Suyu gayet tatlıydı.
Ve suyunu satardı.
Resul-i Ekrem “Rûme kuyusunu kim satın alır da kendi kovasını Müslümanların kovası ile bir tutarsa cennetteki kovası bundan hayırlı olur” buyurdu.
*
Hazret-i Osman bunu işitti.
Gidip o Yahudi’yle pazarlık etti.
Yahudi, kuyunun tamamını satmayınca, yarısını satın aldı… Yani kuyu, bir gün Hazret-i Osman’ın olacak, bir gün de Yahudi’nin olacaktı.
Hazret-i Osman, kendi nöbetinde suyu sebil ederdi.
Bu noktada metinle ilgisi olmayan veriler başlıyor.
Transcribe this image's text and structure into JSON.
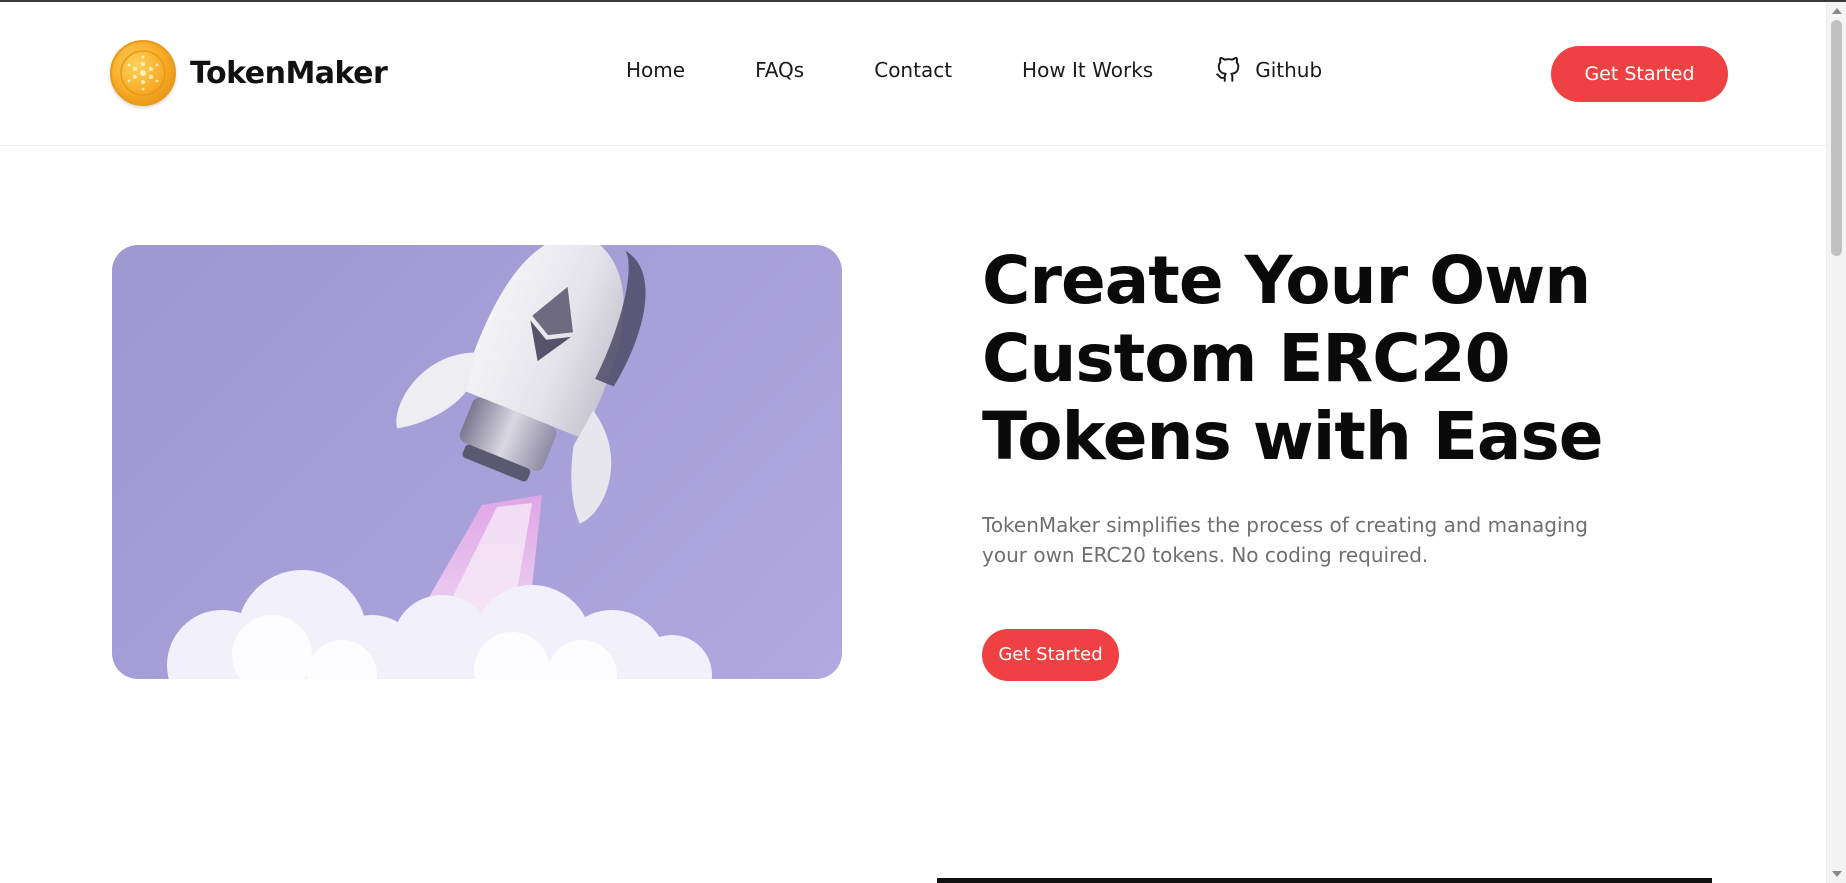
{
  "header": {
    "brand_name": "TokenMaker",
    "logo_icon": "coin-logo-icon",
    "nav": {
      "home": "Home",
      "faqs": "FAQs",
      "contact": "Contact",
      "how_it_works": "How It Works",
      "github": "Github"
    },
    "cta_label": "Get Started"
  },
  "hero": {
    "title": "Create Your Own Custom ERC20 Tokens with Ease",
    "subtitle": "TokenMaker simplifies the process of creating and managing your own ERC20 tokens. No coding required.",
    "cta_label": "Get Started",
    "image_icon": "rocket-launch-illustration"
  },
  "colors": {
    "accent": "#ef4044",
    "hero_image_bg": "#a79fd8",
    "logo_gold": "#f6a823"
  }
}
Yani sadaka olarak verirdi.
Hiç para istemezdi.
O ise ücretle satardı.
*
Müslümanlar, Hazret-i Osman’ın nöbetinde iki günlük su alırlar, Yahudi’nin nöbetinde kuyuya uğramazlardı.
Yahudi’nin işi bozuldu.
Kârı kesada uğradı.
Ve diğer yarısını da satmak istedi.
Hazret-i Osman, onu da satın aldı… Evvelki yarısını on iki bin dirheme almıştı. Diğer yarısını da sekiz bin dirheme alıp tamamını sebil etti.
*
Ebu Hüreyre rivayet eder:
Resulullah Efendimiz “Üç nesne vardır ki her kim onlardan kurtulursa muhakkak kurtulur. Benim vefatım, Deccal’ın ve hak üzere olan halifenin katli” buyurdu.
Ebu Hüreyre “Hak üzere olan halifenin kim olduğunu bazı sahabilere sordum. ‘Bu halife, Osman bin Affan’dır’ dediler” buyurdu.